16> The ceremony is spoiled by the insistent beeping from the bride's ankle cuff.
15> You're forced to exchange vows from separate rooms because of that week-old restraining order.
14> The bride's father gets his feelings hurt when her pimp insists on giving her away.
13> Even though he's sitting in the front row, you still don't remember the Grim Reaper being on the guest list.
12> At the end of the ceremony, Reverend Jones proposes a Kool-Aid toast.
11> Your bride enthusiastically shouts, "I do!" Unfortunately, it's when the priest asks if anyone objects to the marriage.
10> The ceremony starts in 20 minutes and you're still fighting over who gets to wear the dress.
9> "Do you take this man, Scott Peterson, to be your...."
8> When the "Queer Eye for the Straight Guy" crew shows up to help plan the upcoming honeymoon, your fiance becomes alarmingly smitten with Carson the fashion savant.

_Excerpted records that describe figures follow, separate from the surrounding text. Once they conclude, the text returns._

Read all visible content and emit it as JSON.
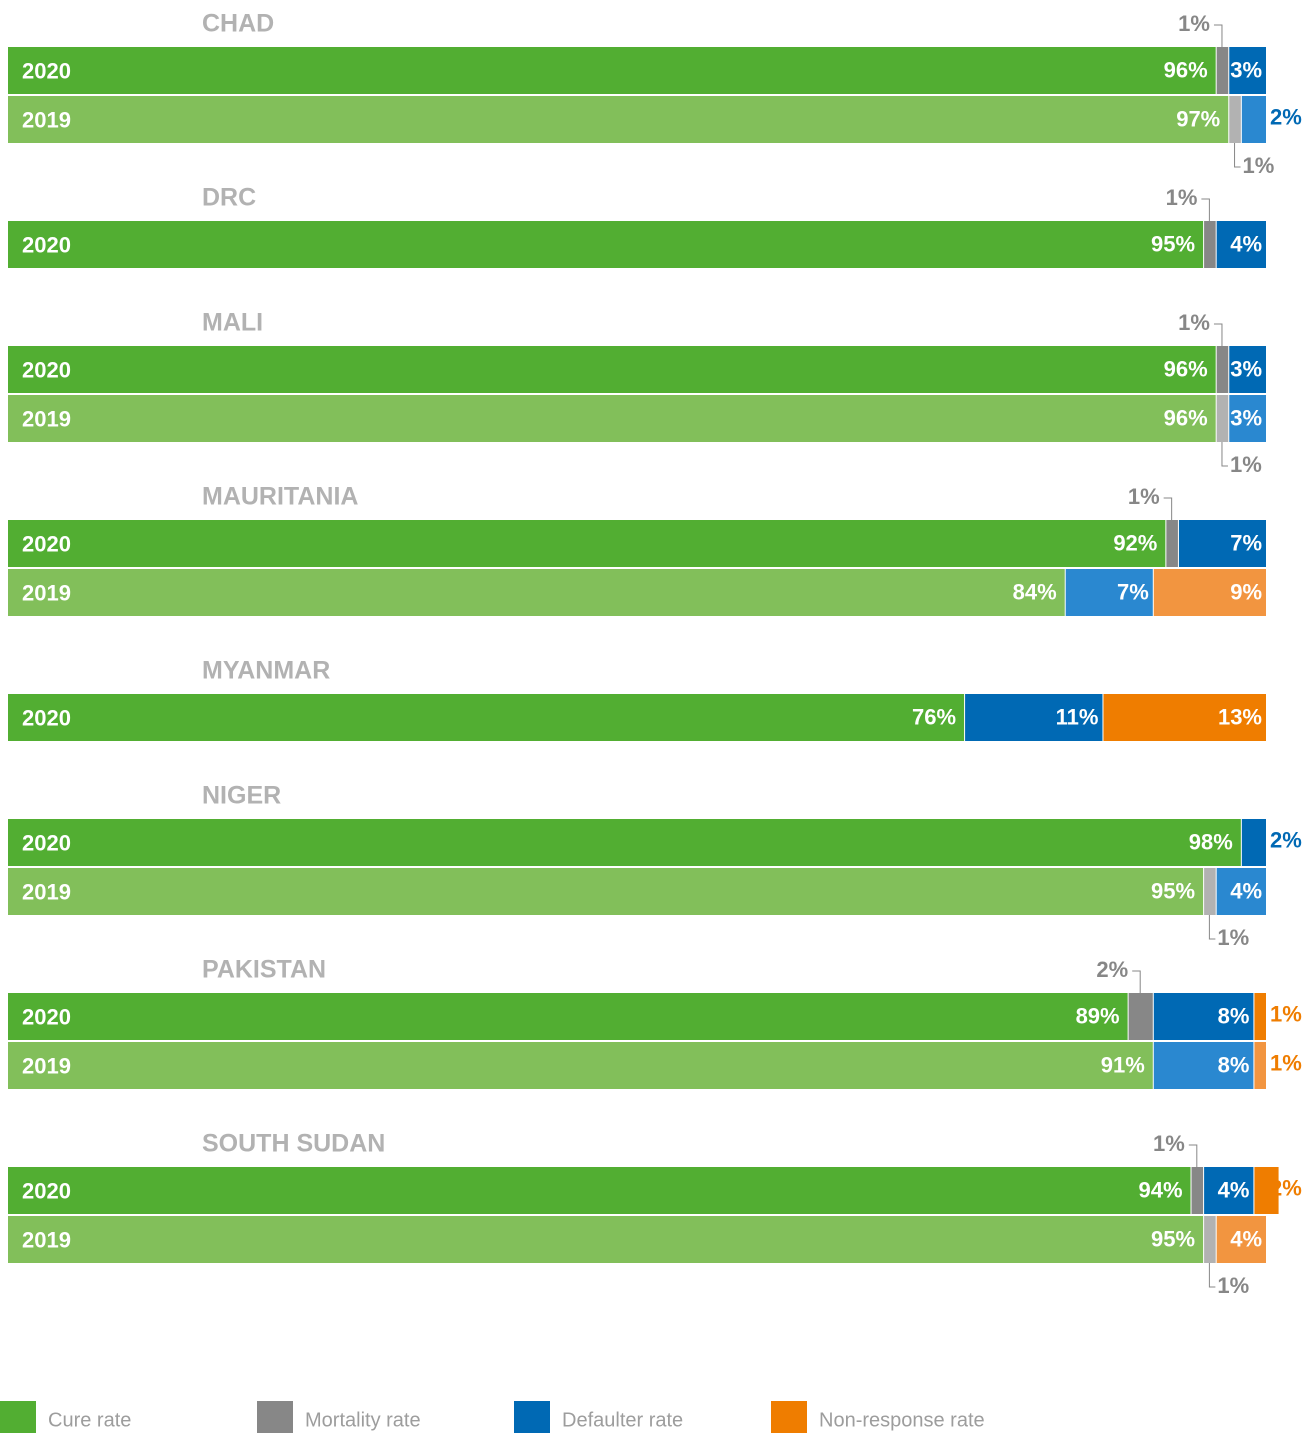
{
  "chart_data": {
    "type": "stacked_bar_groups",
    "xlim": [
      0,
      100
    ],
    "series": [
      {
        "name": "Cure rate",
        "color": "#52ae32",
        "light_color": "#82bf5a"
      },
      {
        "name": "Mortality rate",
        "color": "#878787",
        "light_color": "#b2b2b2"
      },
      {
        "name": "Defaulter rate",
        "color": "#0069b4",
        "light_color": "#2a88d0"
      },
      {
        "name": "Non-response rate",
        "color": "#ef7d00",
        "light_color": "#f29540"
      }
    ],
    "groups": [
      {
        "name": "CHAD",
        "bars": [
          {
            "label": "2020",
            "light": false,
            "values": [
              96,
              1,
              3,
              null
            ],
            "value_labels": [
              "96%",
              "1%",
              "3%",
              null
            ]
          },
          {
            "label": "2019",
            "light": true,
            "values": [
              97,
              1,
              2,
              null
            ],
            "value_labels": [
              "97%",
              "1%",
              "2%",
              null
            ]
          }
        ]
      },
      {
        "name": "DRC",
        "bars": [
          {
            "label": "2020",
            "light": false,
            "values": [
              95,
              1,
              4,
              null
            ],
            "value_labels": [
              "95%",
              "1%",
              "4%",
              null
            ]
          }
        ]
      },
      {
        "name": "MALI",
        "bars": [
          {
            "label": "2020",
            "light": false,
            "values": [
              96,
              1,
              3,
              null
            ],
            "value_labels": [
              "96%",
              "1%",
              "3%",
              null
            ]
          },
          {
            "label": "2019",
            "light": true,
            "values": [
              96,
              1,
              3,
              null
            ],
            "value_labels": [
              "96%",
              "1%",
              "3%",
              null
            ]
          }
        ]
      },
      {
        "name": "MAURITANIA",
        "bars": [
          {
            "label": "2020",
            "light": false,
            "values": [
              92,
              1,
              7,
              null
            ],
            "value_labels": [
              "92%",
              "1%",
              "7%",
              null
            ]
          },
          {
            "label": "2019",
            "light": true,
            "values": [
              84,
              null,
              7,
              9
            ],
            "value_labels": [
              "84%",
              null,
              "7%",
              "9%"
            ]
          }
        ]
      },
      {
        "name": "MYANMAR",
        "bars": [
          {
            "label": "2020",
            "light": false,
            "values": [
              76,
              null,
              11,
              13
            ],
            "value_labels": [
              "76%",
              null,
              "11%",
              "13%"
            ]
          }
        ]
      },
      {
        "name": "NIGER",
        "bars": [
          {
            "label": "2020",
            "light": false,
            "values": [
              98,
              null,
              2,
              null
            ],
            "value_labels": [
              "98%",
              null,
              "2%",
              null
            ]
          },
          {
            "label": "2019",
            "light": true,
            "values": [
              95,
              1,
              4,
              null
            ],
            "value_labels": [
              "95%",
              "1%",
              "4%",
              null
            ]
          }
        ]
      },
      {
        "name": "PAKISTAN",
        "bars": [
          {
            "label": "2020",
            "light": false,
            "values": [
              89,
              2,
              8,
              1
            ],
            "value_labels": [
              "89%",
              "2%",
              "8%",
              "1%"
            ]
          },
          {
            "label": "2019",
            "light": true,
            "values": [
              91,
              null,
              8,
              1
            ],
            "value_labels": [
              "91%",
              null,
              "8%",
              "1%"
            ]
          }
        ]
      },
      {
        "name": "SOUTH SUDAN",
        "bars": [
          {
            "label": "2020",
            "light": false,
            "values": [
              94,
              1,
              4,
              2
            ],
            "value_labels": [
              "94%",
              "1%",
              "4%",
              "2%"
            ]
          },
          {
            "label": "2019",
            "light": true,
            "values": [
              95,
              1,
              null,
              4
            ],
            "value_labels": [
              "95%",
              "1%",
              null,
              "4%"
            ]
          }
        ]
      }
    ]
  }
}
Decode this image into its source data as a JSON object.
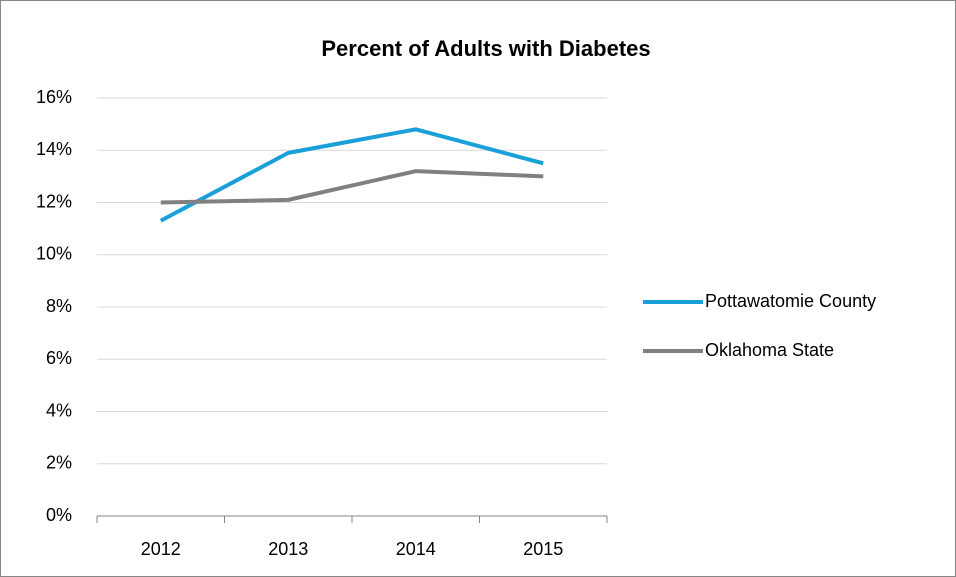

7> "Something blue" is Grandma. Better call 911.
6> After greeting your bride by name, the honeymoon hotel clerk asks if she wants the room for the whole night this time.
5> Something old? Check.
Something new? Check.
Something borrowed? Check.
Something blew? Chuck, the best man.
4> You spot Ron Jeremy sitting on the bride's side of the church.
3> The groom refuses to put on the ring on your finger, saying, "Not the Preciousssss!"
2> Saying your vows extemporaneously was going great until you drew a blank on a rhyme for "clitoris."
1> You can't seem to find your tuxedo pants. But even if you could, the wedding is in Nebraska and you're handcuffed to a dominatrix in Singapore.